My husband lost his own job four months ago. The non-profit Presbyterian renewal group he worked for was a victim of the economic climate, and had to eliminate several positions. Now I'm our sole breadwinner, working for a company that is planning reductions in staff. And there are so many other families like us.

The papers are talking about the possibility of a second Depression. We're approaching retirement age. What does that mean for us? What does it mean for our children, for our three-year-old granddaughter, or the other grandchildren still to be born? It's easy to feel fear thinking of this possibly cloudy future.

At work yesterday, the Christians at Microsoft were talking via e-mail about the layoffs. Some of them were among those who had been let go. One of our Christian brothers in India sent the words from a poster he used to have. The poster had said this:

Never be afraid to trust an unknown future to a known God.

We certainly have an unknown future right now! But we also most certainly have a known God. His constancy, love, and care for us are known from the Bible.
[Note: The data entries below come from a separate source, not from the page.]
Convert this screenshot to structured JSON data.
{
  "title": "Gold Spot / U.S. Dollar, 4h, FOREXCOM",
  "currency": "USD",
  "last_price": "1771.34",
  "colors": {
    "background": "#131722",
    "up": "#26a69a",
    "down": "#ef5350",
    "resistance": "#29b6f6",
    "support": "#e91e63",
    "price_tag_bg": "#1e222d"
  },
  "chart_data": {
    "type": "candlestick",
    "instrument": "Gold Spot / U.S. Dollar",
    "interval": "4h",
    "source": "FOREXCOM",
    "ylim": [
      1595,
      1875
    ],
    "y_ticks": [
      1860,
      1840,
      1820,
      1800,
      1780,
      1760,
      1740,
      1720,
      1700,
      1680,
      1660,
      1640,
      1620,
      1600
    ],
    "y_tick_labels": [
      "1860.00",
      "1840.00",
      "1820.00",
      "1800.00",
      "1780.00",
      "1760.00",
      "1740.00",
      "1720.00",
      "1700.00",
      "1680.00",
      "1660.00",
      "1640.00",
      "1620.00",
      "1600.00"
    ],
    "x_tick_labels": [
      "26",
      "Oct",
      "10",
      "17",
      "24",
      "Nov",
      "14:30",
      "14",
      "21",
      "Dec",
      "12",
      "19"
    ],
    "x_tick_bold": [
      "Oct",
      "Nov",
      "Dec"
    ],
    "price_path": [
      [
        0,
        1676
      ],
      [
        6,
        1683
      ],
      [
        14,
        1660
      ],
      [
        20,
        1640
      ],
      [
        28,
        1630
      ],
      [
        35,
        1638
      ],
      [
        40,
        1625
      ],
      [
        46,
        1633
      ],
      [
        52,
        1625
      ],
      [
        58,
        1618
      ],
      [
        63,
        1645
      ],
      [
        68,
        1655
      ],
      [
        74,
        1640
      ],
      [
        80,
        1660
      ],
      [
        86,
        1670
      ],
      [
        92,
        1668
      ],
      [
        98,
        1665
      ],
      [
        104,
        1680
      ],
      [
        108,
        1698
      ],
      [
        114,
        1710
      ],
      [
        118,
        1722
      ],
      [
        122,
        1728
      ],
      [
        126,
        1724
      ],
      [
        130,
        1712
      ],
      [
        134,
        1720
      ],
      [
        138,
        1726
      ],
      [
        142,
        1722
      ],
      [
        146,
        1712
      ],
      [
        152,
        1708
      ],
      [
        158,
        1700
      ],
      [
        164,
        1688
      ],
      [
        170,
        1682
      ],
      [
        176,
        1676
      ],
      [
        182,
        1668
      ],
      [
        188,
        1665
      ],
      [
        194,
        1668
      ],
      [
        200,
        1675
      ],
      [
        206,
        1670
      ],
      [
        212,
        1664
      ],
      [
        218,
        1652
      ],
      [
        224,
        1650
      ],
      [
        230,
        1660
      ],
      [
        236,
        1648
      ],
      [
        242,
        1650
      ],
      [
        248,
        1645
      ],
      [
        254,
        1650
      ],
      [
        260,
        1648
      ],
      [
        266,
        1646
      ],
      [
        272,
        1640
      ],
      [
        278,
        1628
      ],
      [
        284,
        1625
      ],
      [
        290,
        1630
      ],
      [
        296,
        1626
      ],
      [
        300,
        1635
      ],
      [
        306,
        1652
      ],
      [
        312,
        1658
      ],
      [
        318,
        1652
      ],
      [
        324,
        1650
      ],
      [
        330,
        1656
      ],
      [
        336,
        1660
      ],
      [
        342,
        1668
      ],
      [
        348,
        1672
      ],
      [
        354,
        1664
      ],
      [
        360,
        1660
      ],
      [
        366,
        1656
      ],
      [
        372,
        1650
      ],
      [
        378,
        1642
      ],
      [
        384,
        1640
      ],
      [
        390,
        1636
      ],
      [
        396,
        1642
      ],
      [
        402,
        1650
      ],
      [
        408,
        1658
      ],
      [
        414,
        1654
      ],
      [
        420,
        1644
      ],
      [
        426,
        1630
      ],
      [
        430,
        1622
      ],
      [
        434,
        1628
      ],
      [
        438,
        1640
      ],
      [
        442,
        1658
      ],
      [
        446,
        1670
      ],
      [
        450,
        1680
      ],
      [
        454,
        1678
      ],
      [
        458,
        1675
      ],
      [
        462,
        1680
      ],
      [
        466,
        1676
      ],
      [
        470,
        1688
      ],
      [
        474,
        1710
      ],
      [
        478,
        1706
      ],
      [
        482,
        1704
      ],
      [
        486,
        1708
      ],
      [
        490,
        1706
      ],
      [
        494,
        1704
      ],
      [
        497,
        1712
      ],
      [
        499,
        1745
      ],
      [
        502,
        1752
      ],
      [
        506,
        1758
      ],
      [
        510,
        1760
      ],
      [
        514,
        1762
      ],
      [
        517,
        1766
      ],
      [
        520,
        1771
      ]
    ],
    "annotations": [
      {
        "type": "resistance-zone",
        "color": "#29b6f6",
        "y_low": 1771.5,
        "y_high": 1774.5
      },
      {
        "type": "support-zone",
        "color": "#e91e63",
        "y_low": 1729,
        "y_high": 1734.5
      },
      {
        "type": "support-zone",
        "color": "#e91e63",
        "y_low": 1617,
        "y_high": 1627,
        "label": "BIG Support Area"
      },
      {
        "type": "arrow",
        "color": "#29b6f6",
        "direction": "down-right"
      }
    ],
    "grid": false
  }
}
But they are also known from our experience with him. I know from going through cancer a few years ago that I can absolutely rely on him to get me through any hard time, to sustain me and support me and give me what I need to get by. He doesn't leave us when we're in need.
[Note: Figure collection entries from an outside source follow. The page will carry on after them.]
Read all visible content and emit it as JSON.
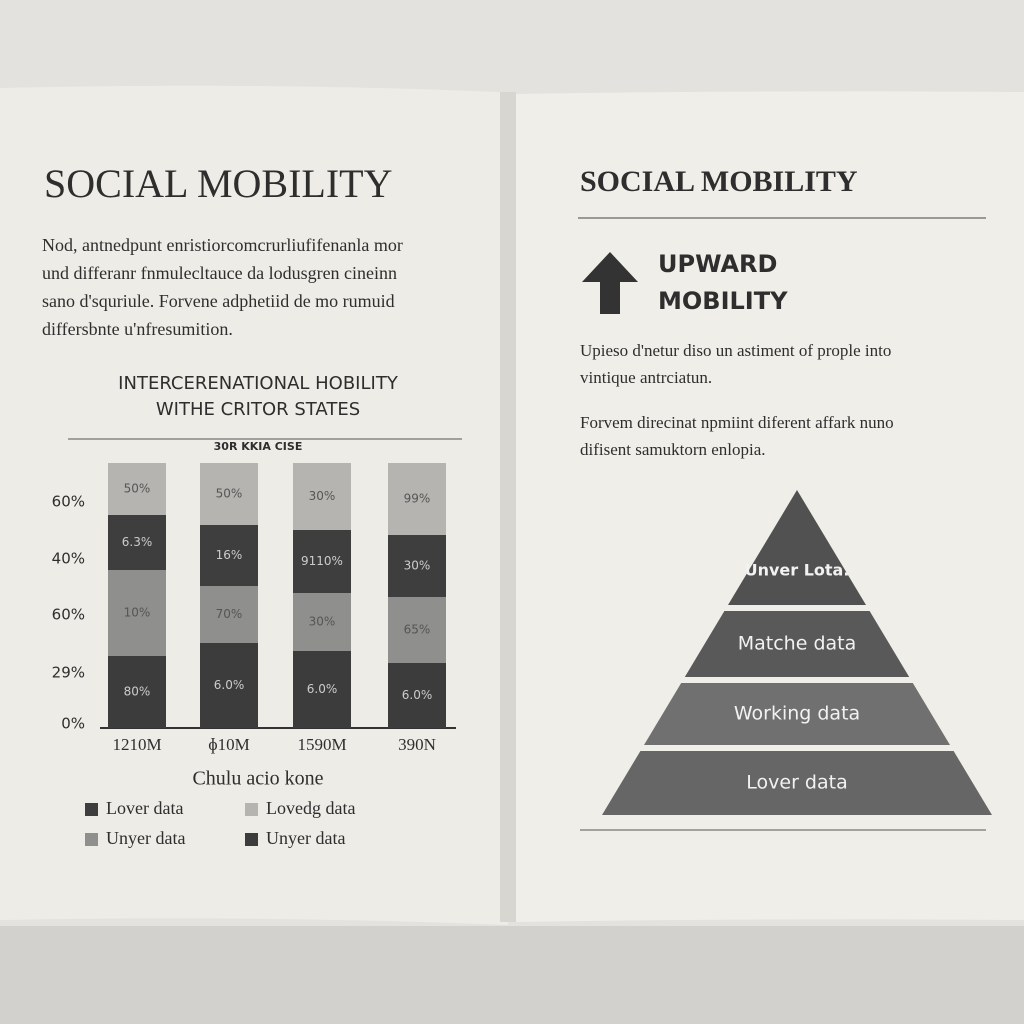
{
  "left_page": {
    "title": "SOCIAL MOBILITY",
    "paragraph": [
      "Nod, antnedpunt enristiorcomcrurliufifenanla mor",
      "und differanr fnmulecltauce da lodusgren cineinn",
      "sano d'squriule. Forvene adphetiid de mo rumuid",
      "differsbnte u'nfresumition."
    ],
    "chart": {
      "title": [
        "INTERCERENATIONAL HOBILITY",
        "WITHE CRITOR STATES"
      ],
      "subtitle": "30R KKIA CISE",
      "y_labels": [
        "60%",
        "40%",
        "60%",
        "29%",
        "0%"
      ],
      "categories": [
        "1210M",
        "ɸ10M",
        "1590M",
        "390N"
      ],
      "bar_labels": [
        [
          "50%",
          "6.3%",
          "10%",
          "80%"
        ],
        [
          "50%",
          "16%",
          "70%",
          "6.0%"
        ],
        [
          "30%",
          "9110%",
          "30%",
          "6.0%"
        ],
        [
          "99%",
          "30%",
          "65%",
          "6.0%"
        ]
      ],
      "x_label": "Chulu acio kone",
      "legend": [
        "Lover data",
        "Lovedg data",
        "Unyer data",
        "Unyer data"
      ]
    }
  },
  "right_page": {
    "title": "SOCIAL MOBILITY",
    "heading": [
      "UPWARD",
      "MOBILITY"
    ],
    "paragraphs": [
      [
        "Upieso d'netur diso un astiment of prople into",
        "vintique antrciatun."
      ],
      [
        "Forvem direcinat npmiint diferent affark nuno",
        "difisent samuktorn enlopia."
      ]
    ],
    "pyramid": [
      "Unver Lota.",
      "Matche data",
      "Working data",
      "Lover data"
    ]
  }
}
In fact, God's goodness and love are so great that, when I had cancer, I found that he can make a hard time into a time of blessing and relationship with him that can bring joy beyond imagining. It was a surprise; I hadn't expected it. But it was a wonderful surprise! Others have had this same experience. The hardness of the hard time fades away next to the joy--the joy that comes with the deepening of the relationship with God that happens in the hard time.

So, yes, he is a known God, and what is known about him is so wonderful that, when I read that sentence, "Never be afraid to trust an unknown future to a known God," it actually gave me a thrill. It made me remember that I don't need to fear. In any future, he'll be there. So even if that future is hard, we'll have him with us, and that will make it good.